Die Behandlung kombiniert häufig mehrere Ansätze: Eine spezialisierte Sexualtherapie oder Psychotherapie hilft, zugrunde liegende Ängste und Anspannungen zu bearbeiten. Beckenbodenphysiotherapie unterstützt das Erlernen, die betroffene Muskulatur gezielt anzuspannen und wieder zu entspannen. Ein schrittweises, selbstbestimmtes Vorgehen mit zunehmend größeren Dilatatoren kann helfen, die Angst vor dem Eindringen langsam abzubauen. Eine zugrunde liegende körperliche Ursache, etwa eine Infektion, wird zusätzlich eigenständig behandelt.

Verlauf und Prognose

Mit einer geduldigen, individuell angepassten Behandlung erreicht ein großer Teil der Frauen mit Vaginismus eine deutliche Besserung, viele erleben am Ende der Behandlung schmerzfreies Eindringen. Der Behandlungserfolg hängt stark von der Bereitschaft ab, sich Zeit für den schrittweisen Prozess zu nehmen, sowie von der Einbindung eines einfühlsamen, spezialisierten Behandlungsteams. Eine frühzeitige, offene Ansprache der Beschwerden verbessert die Erfolgsaussichten deutlich.

Quellen & weiterführende Stellen

Eigenständig verfasst und zusammengefasst, kein diagnostischer Ersatz für ärztlichen Rat. Rechts- und Fachstand zum Zeitpunkt der Veröffentlichung.

FAQ

Häufige Fragen

Ist Vaginismus eine körperliche oder eine psychische Erkrankung?

Meist ein Zusammenspiel aus beidem: Die Verkrampfung selbst ist eine unwillkürliche körperliche Reaktion, die jedoch häufig durch psychische Faktoren wie Angst oder frühere Erfahrungen ausgelöst und aufrechterhalten wird.
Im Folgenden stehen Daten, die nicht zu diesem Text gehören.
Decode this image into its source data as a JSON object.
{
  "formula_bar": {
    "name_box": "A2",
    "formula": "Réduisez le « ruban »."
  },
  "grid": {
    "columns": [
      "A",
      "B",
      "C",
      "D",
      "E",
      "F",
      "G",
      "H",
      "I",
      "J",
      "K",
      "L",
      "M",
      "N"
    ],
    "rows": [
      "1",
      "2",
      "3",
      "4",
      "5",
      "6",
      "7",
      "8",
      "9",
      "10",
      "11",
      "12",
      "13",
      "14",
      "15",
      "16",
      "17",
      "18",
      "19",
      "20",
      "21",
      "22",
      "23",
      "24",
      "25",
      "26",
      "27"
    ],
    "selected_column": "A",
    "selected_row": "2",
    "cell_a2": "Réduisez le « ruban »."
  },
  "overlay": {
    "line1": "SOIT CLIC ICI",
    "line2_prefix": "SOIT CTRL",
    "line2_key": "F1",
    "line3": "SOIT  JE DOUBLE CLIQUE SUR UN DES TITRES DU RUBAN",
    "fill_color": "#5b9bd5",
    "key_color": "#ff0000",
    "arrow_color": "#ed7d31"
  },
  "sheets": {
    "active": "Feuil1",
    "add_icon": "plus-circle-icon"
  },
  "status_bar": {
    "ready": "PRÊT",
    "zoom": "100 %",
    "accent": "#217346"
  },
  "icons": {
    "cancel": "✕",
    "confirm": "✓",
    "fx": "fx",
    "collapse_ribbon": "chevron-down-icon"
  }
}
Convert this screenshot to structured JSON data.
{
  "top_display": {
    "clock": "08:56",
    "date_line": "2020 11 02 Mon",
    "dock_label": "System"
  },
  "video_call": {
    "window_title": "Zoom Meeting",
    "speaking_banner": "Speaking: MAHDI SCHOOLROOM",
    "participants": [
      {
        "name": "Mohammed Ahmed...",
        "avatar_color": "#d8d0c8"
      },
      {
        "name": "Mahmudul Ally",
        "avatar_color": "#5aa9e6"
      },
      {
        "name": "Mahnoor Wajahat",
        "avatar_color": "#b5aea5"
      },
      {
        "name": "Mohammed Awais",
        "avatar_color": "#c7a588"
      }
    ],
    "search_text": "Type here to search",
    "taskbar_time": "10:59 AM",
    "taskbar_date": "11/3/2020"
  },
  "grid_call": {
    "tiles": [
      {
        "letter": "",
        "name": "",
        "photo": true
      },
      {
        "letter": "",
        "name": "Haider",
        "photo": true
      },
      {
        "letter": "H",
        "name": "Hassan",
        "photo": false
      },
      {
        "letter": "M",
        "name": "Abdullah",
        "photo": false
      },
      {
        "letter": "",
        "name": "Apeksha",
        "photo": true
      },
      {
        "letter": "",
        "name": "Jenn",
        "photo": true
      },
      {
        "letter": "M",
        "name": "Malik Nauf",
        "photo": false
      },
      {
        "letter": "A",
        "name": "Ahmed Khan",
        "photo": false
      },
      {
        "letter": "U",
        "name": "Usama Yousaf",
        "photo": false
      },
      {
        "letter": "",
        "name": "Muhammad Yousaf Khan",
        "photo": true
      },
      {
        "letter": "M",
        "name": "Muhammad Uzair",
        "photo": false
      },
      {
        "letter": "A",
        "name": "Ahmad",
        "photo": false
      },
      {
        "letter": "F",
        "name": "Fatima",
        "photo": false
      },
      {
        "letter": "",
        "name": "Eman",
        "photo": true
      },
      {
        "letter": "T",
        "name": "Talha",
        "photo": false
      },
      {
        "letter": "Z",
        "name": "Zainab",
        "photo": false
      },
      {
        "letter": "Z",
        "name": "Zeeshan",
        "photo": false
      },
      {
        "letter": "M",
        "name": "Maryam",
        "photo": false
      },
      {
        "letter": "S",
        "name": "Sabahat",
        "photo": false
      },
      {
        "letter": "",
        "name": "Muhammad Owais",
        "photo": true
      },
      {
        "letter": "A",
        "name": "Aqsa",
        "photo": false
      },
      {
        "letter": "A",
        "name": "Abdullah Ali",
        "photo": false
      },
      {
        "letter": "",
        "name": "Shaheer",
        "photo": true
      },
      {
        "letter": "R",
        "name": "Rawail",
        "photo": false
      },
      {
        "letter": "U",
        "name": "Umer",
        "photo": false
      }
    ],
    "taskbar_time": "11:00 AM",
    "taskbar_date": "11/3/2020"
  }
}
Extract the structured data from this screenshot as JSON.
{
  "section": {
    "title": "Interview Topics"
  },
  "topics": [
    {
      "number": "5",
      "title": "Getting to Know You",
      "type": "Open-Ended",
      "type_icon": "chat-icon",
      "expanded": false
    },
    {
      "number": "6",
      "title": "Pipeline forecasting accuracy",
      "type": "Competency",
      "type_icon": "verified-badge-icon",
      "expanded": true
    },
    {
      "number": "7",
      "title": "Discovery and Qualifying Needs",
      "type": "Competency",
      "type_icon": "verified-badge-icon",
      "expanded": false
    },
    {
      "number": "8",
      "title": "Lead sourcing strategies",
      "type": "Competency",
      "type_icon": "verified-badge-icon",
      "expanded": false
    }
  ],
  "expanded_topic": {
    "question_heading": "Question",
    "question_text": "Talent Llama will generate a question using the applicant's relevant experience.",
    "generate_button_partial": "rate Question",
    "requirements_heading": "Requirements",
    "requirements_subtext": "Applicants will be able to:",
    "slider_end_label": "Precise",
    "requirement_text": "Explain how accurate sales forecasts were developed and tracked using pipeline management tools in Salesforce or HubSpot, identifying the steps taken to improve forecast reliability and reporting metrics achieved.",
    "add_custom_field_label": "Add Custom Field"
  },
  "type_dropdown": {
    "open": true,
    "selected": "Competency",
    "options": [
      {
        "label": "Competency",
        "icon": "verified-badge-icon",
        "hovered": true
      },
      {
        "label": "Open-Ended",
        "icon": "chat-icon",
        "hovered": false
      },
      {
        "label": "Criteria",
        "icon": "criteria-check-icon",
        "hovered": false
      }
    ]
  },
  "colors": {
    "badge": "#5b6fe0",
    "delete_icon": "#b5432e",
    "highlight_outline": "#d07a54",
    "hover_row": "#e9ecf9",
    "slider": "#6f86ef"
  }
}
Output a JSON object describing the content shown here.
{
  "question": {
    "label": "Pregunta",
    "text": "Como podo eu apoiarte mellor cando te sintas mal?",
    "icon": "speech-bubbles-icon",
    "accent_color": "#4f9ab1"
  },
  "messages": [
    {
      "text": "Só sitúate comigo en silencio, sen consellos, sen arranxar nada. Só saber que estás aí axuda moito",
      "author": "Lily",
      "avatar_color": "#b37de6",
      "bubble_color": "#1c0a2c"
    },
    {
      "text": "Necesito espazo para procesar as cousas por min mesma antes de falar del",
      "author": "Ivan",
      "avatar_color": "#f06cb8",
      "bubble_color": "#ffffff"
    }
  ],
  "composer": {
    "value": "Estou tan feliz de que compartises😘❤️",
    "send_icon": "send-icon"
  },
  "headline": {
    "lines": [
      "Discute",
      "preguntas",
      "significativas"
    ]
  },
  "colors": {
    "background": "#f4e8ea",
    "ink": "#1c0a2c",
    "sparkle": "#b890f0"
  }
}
Kann man Vaginismus vollständig behandeln?

Bei den meisten Frauen ja, mit einer geduldigen, individuell angepassten Behandlung, die oft Physiotherapie und psychologische Unterstützung kombiniert.

Warum hilft schrittweises Vorgehen mit Dilatatoren?

Es ermöglicht, die Angst vor dem Eindringen in kleinen, selbstbestimmten Schritten abzubauen, ohne die Betroffene zu überfordern, wodurch sich die unwillkürliche Verkrampfung allmählich löst.

Sollte man sich schämen, wegen dieser Beschwerden Hilfe zu suchen?

Nein, Vaginismus ist eine anerkannte, behandelbare Funktionsstörung, keine Charakterschwäche, und eine frühzeitige, offene Ansprache verbessert die Behandlungsaussichten deutlich.